Aunque ambos padres compartan el tiempo con sus hijos, la obligación alimentaria no desaparece automáticamente. Las Guías consideran diversos factores, incluyendo el tiempo que cada padre comparte con el menor y la diferencia entre los ingresos de ambos.
Dependiendo de esas circunstancias, la pensión puede disminuir, mantenerse o incluso continuar siendo significativa.
Preguntas frecuentes
¿ASUME siempre fija la pensión?
No. Muchos casos son atendidos inicialmente por ASUME, pero otros se tramitan directamente ante el Tribunal de Primera Instancia. En ambos escenarios se aplican las Guías Mandatorias vigentes.
Trabajo por cuenta propia. ¿Cómo se calcula mi ingreso?
Se pueden analizar planillas, estados financieros, registros contables y demás evidencia que permita determinar la capacidad económica real del alimentante.
¿Puedo reducir la pensión porque tengo nuevas deudas?
No necesariamente. Haber adquirido préstamos o tarjetas de crédito no significa que la pensión será reducida. Todo dependerá de las circunstancias particulares y de lo que permitan las Guías.
¿Los padres pueden llegar a un acuerdo?
Sí. Sin embargo, cuando existen menores de edad, el acuerdo generalmente debe cumplir con los requisitos legales y proteger adecuadamente el mejor bienestar del menor.
Conclusión
Las nuevas Guías Mandatorias buscan que las pensiones alimentarias se calculen mediante criterios uniformes y objetivos. Sin embargo, cada familia presenta circunstancias distintas que pueden influir significativamente en el resultado.

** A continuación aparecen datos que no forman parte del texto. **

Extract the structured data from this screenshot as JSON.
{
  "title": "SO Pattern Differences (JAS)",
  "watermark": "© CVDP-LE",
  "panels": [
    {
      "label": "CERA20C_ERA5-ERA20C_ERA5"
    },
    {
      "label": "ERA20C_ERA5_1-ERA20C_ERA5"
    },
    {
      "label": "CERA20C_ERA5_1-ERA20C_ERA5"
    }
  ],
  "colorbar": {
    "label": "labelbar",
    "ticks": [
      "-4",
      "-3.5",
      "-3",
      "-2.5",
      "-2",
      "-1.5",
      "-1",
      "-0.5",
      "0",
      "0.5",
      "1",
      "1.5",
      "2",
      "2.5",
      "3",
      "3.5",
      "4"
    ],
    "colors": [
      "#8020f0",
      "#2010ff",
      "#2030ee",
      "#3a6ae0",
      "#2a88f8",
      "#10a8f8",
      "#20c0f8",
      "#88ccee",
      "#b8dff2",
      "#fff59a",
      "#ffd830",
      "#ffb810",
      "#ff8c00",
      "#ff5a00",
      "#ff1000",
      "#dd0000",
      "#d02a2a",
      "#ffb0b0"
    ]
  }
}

Por ello, no es recomendable tomar decisiones importantes basándose en comentarios de familiares, amistades o publicaciones en redes sociales. Un análisis adecuado de los ingresos, la evidencia económica y las necesidades del menor puede marcar una diferencia importante en el resultado del caso, sea de fijación, revisión o modificación de pensión alimentaria en Puerto Rico.